Captain Jim : Hundreds of Beavers, de Mike Cheslik et Ryland Brickson Cole Tews
Cela faisait des MOIS que la communauté cinéphile entendait parler de ce film. Un petit bouche à oreille qui s’est fait au fil d’une tournée de festivals de 2022 à 2024. Après son passage à Gérardmer puis sa sortie américaine en VOD en avril dernier, certains ont fini par tomber dessus dans les espaces pirates d’Internet et ont étendu ce bouche à oreille jusqu’à la France. C’est alors que durant l’été, on apprend qu’un nouveau distributeur nommé Charybde Distribution s’est décidé à acheter le film et lui offrir quelques séances de cinéma partout dans l’Hexagone avant une sortie SVOD sur Filmo.
J’ai évidemment sauté sur l’occasion et profité d’une des seules séances parisiennes pour voir si Hundreds of Beavers méritait sa hype dans un Majestic Bastille plein à craquer…
Et la réponse est OUI. Un immense oui. Passé deux premières minutes très étranges qui n’augurent rien de bon, le long-métrage du duo Mike Cheslik et Ryland Brickson Cole Tews devient une bizarrerie géniale qui laisse bouche bée. Je pourrais dire que c’est une sorte de Looney Tunes en live action avec des acteurs qui portent des fursuits croisé avec un jeu vidéo, un film de bagarre et un roman de Jack London, mais ça serait malhonnête : le film ne ressemble à rien d’autre que lui-même. Il mélange trop d’influences et surtout a trop d’idées géniales à la minute pour être comparé à quoi que ce soit d’autre. C’était un délire à découvrir avec des potes en salles, en attendant de le revoir à la maison tranquillement dans l’édition Bluray qui est en préparation.
Mehdi : L’exposition/rétrospective Weerasethakul à Pompidou
Akerman, Wiseman, et Weerasethakul, le mois d’octobre a été chargé en alléchantes rétrospectives. C’est de la troisième que je vais vous parler aujourd’hui. Le réalisateur thaïlandais est désormais un nom bien connu du cinéma d’auteur international. Le Centre Pompidou avant sa longue fermeture, a eu la magnifique idée de lui consacrer non seulement une rétrospective mais également la présentation de sa performance en réalité virtuelle (décrite par Captain Jim ici) et une exposition dans l’atelier Brancusi.
Tout cela était formidablement bien. Une plongée totale dans l’univers de l’un des réalisateurs les plus importants de notre époque.
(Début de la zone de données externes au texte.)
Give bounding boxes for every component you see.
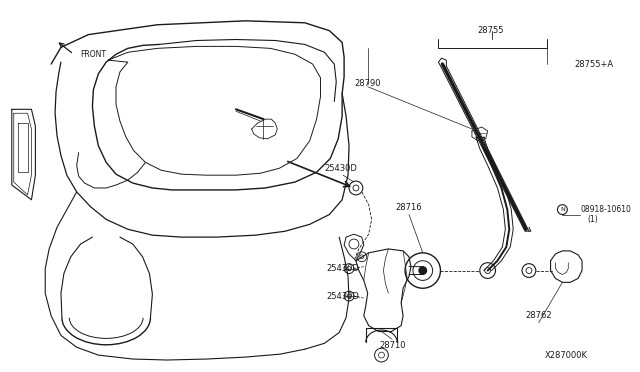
Text: 08918-10610: 08918-10610 xyxy=(580,205,631,214)
Text: (1): (1) xyxy=(587,215,598,224)
Text: 28762: 28762 xyxy=(525,311,552,320)
Text: X287000K: X287000K xyxy=(545,350,588,360)
Text: N: N xyxy=(560,207,564,212)
Text: 25430D: 25430D xyxy=(326,264,360,273)
Circle shape xyxy=(419,267,427,275)
Text: 28790: 28790 xyxy=(355,79,381,88)
Text: 25430D: 25430D xyxy=(326,292,360,301)
Text: 28755+A: 28755+A xyxy=(574,60,613,68)
Text: 28716: 28716 xyxy=(396,203,422,212)
Text: 25430D: 25430D xyxy=(324,164,358,173)
Text: 28755: 28755 xyxy=(477,26,504,35)
Text: FRONT: FRONT xyxy=(81,50,107,59)
Text: 28710: 28710 xyxy=(379,341,406,350)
Dans cet ensemble cohérent, Weerasethakul travaille notre rapport au monde et nous remet à notre place, insignifiante et essentielle, dans la jungle qui nous entoure. Les cris d’oiseaux, les feuilles de bananiers, la moiteur des peaux, la lumière et son absence, tout nous transporte dans un ailleurs unique. Et au cœur de ce projet : le sommeil comme porte d’entrée vers une réalité plus consciente.
La rétrospective est bientôt finie et la performance VR, victime de son succès n’est plus disponible. Mais l’exposition « Des lumières et des ombres » est ouverte jusqu’au 6 janvier 2025 et constitue une parfaite occasion de découvrir une autre facette du travail de Weerasethakul. En attendant la ressortie de ses films en version restaurée, annoncée lors de sa masterclass.